Signature by an Amanuensis: [An amanuensis is someone who signs on behalf of the
testator].
Section 2(1)(a)(i) of the Act requires that the will be signed at the end by ‘the testator or by
some other person in his presence and by his direction’. In this way, the Act makes provision
for a testator who does not, for example, have the use of his or her hands, or who may be
illiterate, to execute a will through the medium of his amanuensis.
 Since the amanuensis is simply the physical vehicle by which the testator executes the
will, he or she should sign the testator’s name, and not his or her own.
Oosthuizen v Sharp and Ex parte Fourie’s Estate: Wills that are signed with the testators’ name by an
amanuensis were held to have been correctly executed in terms of the formalities when applicable.

 Where an amanuensis is used, the will must be signed in the presence of a commissioner of
oaths as well as in the presence of the usual witnesses, and the commissioner is required to
certify the will… Look below.
Who is Required to Witness a Will? The Act requires that a will be witness by 2 competent
witnesses.
Competent witness = Any person above the age of 14 years who is not incompetent to give
evidence in a court of law.
 Section 4A of the Act stipulates that a witness to a will, and his or her spouse at the time of
witnessing, lacks capacity to inherit under that will. If a beneficiary witnesses the will he or
she is deprived of his or her inheritance (they do not lack the capacity to be a witness!!).
The Meaning of a Witness: There are 2 aspects to the witnessing of a will:
1. The physical presence while the testator, or amanuensis, signs; and
2. The actual signing of the will by the witnesses themselves.
Two competent witnesses, both present at the same time, must be present when the testator, or
amanuensis, signs each page of the will.
 If an amanuensis signs, then the testator must be present too.
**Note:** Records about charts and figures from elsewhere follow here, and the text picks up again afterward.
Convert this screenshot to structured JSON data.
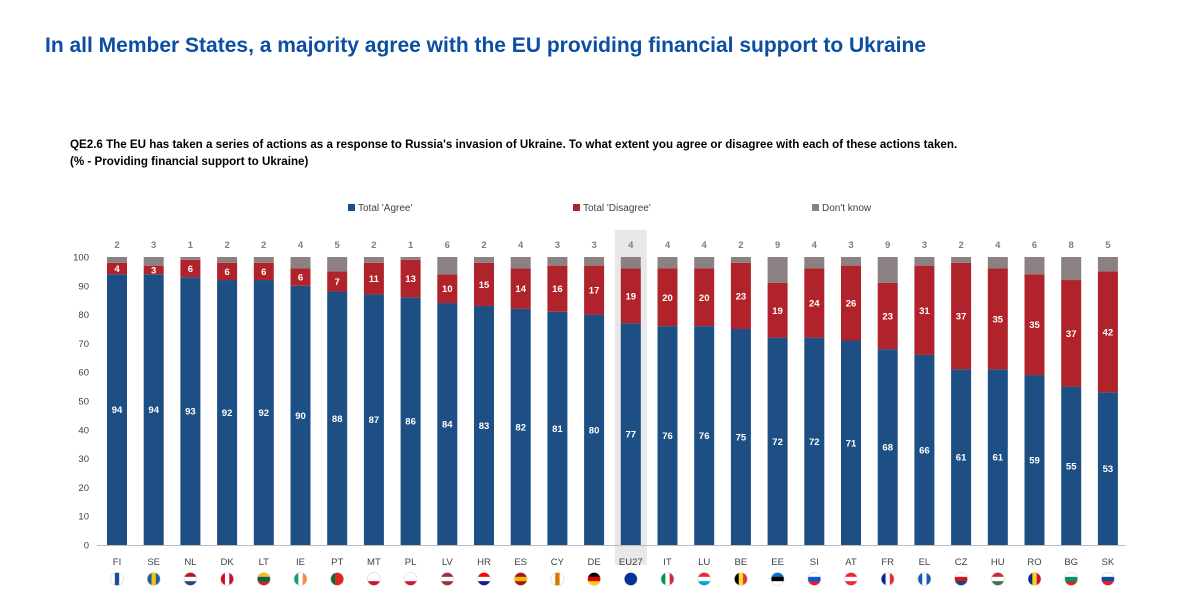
{
  "title": "In all Member States, a majority agree with the EU providing financial support to Ukraine",
  "question": {
    "line1": "QE2.6  The EU has taken a series of actions as a response to Russia's invasion of Ukraine. To what extent you agree or disagree with each of these actions taken.",
    "line2": "(% - Providing financial support to Ukraine)"
  },
  "colors": {
    "agree": "#1d4f85",
    "disagree": "#b0232a",
    "dont_know": "#8c8182",
    "highlight": "#e8e8e8",
    "axis_text": "#404040"
  },
  "chart_data": {
    "type": "bar",
    "stacked": true,
    "categories": [
      "FI",
      "SE",
      "NL",
      "DK",
      "LT",
      "IE",
      "PT",
      "MT",
      "PL",
      "LV",
      "HR",
      "ES",
      "CY",
      "DE",
      "EU27",
      "IT",
      "LU",
      "BE",
      "EE",
      "SI",
      "AT",
      "FR",
      "EL",
      "CZ",
      "HU",
      "RO",
      "BG",
      "SK"
    ],
    "highlight_category": "EU27",
    "series": [
      {
        "name": "Total 'Agree'",
        "color_key": "agree",
        "values": [
          94,
          94,
          93,
          92,
          92,
          90,
          88,
          87,
          86,
          84,
          83,
          82,
          81,
          80,
          77,
          76,
          76,
          75,
          72,
          72,
          71,
          68,
          66,
          61,
          61,
          59,
          55,
          53
        ]
      },
      {
        "name": "Total 'Disagree'",
        "color_key": "disagree",
        "values": [
          4,
          3,
          6,
          6,
          6,
          6,
          7,
          11,
          13,
          10,
          15,
          14,
          16,
          17,
          19,
          20,
          20,
          23,
          19,
          24,
          26,
          23,
          31,
          37,
          35,
          35,
          37,
          42
        ]
      },
      {
        "name": "Don't know",
        "color_key": "dont_know",
        "values": [
          2,
          3,
          1,
          2,
          2,
          4,
          5,
          2,
          1,
          6,
          2,
          4,
          3,
          3,
          4,
          4,
          4,
          2,
          9,
          4,
          3,
          9,
          3,
          2,
          4,
          6,
          8,
          5
        ]
      }
    ],
    "ylim": [
      0,
      100
    ],
    "yticks": [
      0,
      10,
      20,
      30,
      40,
      50,
      60,
      70,
      80,
      90,
      100
    ],
    "legend_position": "top-center",
    "grid": false,
    "xlabel": "",
    "ylabel": ""
  }
}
Alternatively, if one or
both witnesses are not present when the testator signs, then the testator must
acknowledge his or her signature in the presence of both witnesses after such signing.
 In addition to being present, the witnesses themselves must sign the will.
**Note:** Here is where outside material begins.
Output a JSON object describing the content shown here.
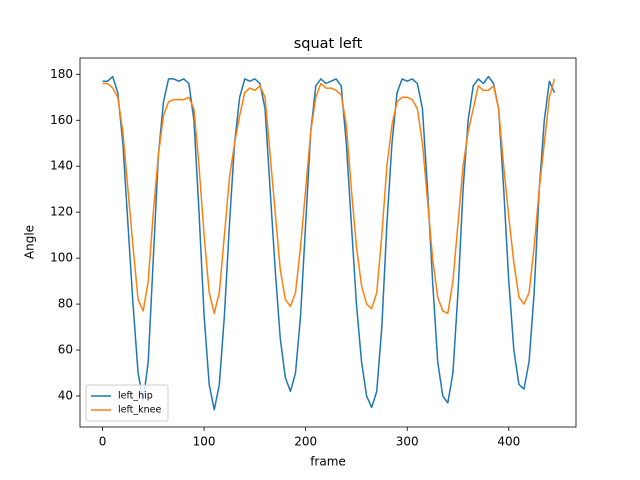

 Where the testator has executed a will comprising two or more pages as a single
juristic act, the same two witnesses who attest and sign the last page of the will must
be present as witnesses to the testator's signature of the earlier pages.
Liebenberg v The Master: This was a case involving a one-page will which the witnesses had signed
near the top of the page, the Court held that witnesses need not sign near or below the testator's
signature, but may sign anywhere on the page. However, the witnesses' signatures must not appear
where the testator's signature ought to be at the end of the will because this would result in a failure by
the testator to sign in the correct place.